İran'ın Gîlân eyaletinde ülkeyi yabancı devletlerin baskısından kurtarmak ve cumhuriyet yönetimini kurmak isteyenlere, faaliyetlerini ormanlık bir bölgede gerçekleştirdikleri için Cengelî (ormana mensup) denilmiştir. Bu hareketi, orta halli bir tâcirin oğlu olan Mirza Kûçek Han başlatmıştır. İran'da 1905 ve 1911 inkılâplarına da karışmış olan Mirza Kûçek Han, 1914 yılının sonunda birkaç arkadaşı ile birlikte, İran'ı sömüren yabancı milletlere karşı savaşmak için askerî bir birlik kurmak üzere Gîlân'a gitti.
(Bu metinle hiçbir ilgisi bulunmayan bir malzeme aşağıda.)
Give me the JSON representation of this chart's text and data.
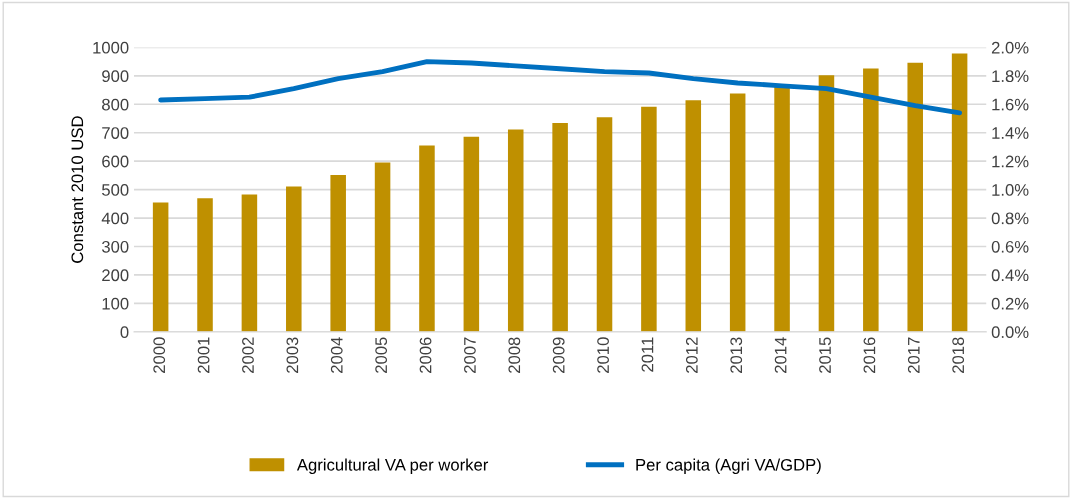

Burada İttihâd-ı İslâm adını verdikleri devrimci bir komite kurdular. Örgütlenme ve eğitim konusunda Alman ve Türk uzmanlarından faydalandılar. Sürdürülen faaliyetler için gerekli para yöredeki arazi sahiplerinden toplandı. Halkın mevcut yönetimden şikâyetçi olmasından da istifade edilerek çeşitli mesleklerden insanlar askere alındı. Faaliyetlerini zamanla artıran teşkilât, 1917'de Cengel adlı bir de gazete çıkarmaya başladı.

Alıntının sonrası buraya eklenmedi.